Hutchinson knows the value of outdoor and experiential learning well, he said. He originally went to school to become a history teacher, and when he started to learn about experiential learning, he instantly knew it was something that he wanted to do. He worked for charter schools, at a youth detention facilities and with at-risk youth where he was able to put his belief in experiential learning to the test.

His interest even sparked his graduate dissertation on the role of the White Mountains and New Hampshire in the early development of the summer camp, a topic he expounded upon in a recent talk at the Harris Center for Conservation’s annual meeting.

“That’s what the camp experience is all about,” said Hutchinson. “You take these kids and you immerse them in a community, and they have to learn to work as a community. They do it through arts and crafts and archery and sharing a cabin, but what they’re really learning about is how to cooperate.”
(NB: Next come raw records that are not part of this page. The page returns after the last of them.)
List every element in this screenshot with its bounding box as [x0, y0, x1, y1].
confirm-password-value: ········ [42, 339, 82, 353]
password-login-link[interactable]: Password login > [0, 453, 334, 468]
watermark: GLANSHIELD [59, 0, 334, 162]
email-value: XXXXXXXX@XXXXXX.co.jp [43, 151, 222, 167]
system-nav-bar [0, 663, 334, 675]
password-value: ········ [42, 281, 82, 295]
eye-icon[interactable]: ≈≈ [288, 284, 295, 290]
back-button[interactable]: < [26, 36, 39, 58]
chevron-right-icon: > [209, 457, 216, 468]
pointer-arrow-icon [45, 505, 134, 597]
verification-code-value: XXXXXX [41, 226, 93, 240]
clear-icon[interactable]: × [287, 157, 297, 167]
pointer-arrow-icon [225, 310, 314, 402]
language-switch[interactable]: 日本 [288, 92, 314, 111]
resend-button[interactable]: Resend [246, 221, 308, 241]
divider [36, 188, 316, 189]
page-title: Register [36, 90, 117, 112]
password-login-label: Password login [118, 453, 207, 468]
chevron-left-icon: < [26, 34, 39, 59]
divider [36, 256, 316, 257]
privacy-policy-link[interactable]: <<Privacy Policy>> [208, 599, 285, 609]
The same theory applies to the exercises he does with his students at BU. Hutchinson said he pairs up students on projects, whether it’s an urban adventure through the city of Boston, or a cooperative effort within the classroom.

“People play together the same way they work together,” said Hutchinson. “Those same group dynamics show through. Are you so excited that you’re not thinking the project through? Are you so meek that you spend all your time discussing and nothing actually gets done?”

The point, said Hutchinson, is to work through those problems and examine them afterward. “So you fail when you’re playing with a barrel of monkeys in the classroom, and not when you are presenting a project to a CEO of a company,” said Hutchinson.

And, he added, he has seen these kinds of projects result in a student’s sudden evolution – a change in their way of thinking. “I realized I could do more on a ropes course, or in a cave or on a river in one day than I could in a semester in terms of transformational experiences,” said Hutchinson. “And I saw it every day.”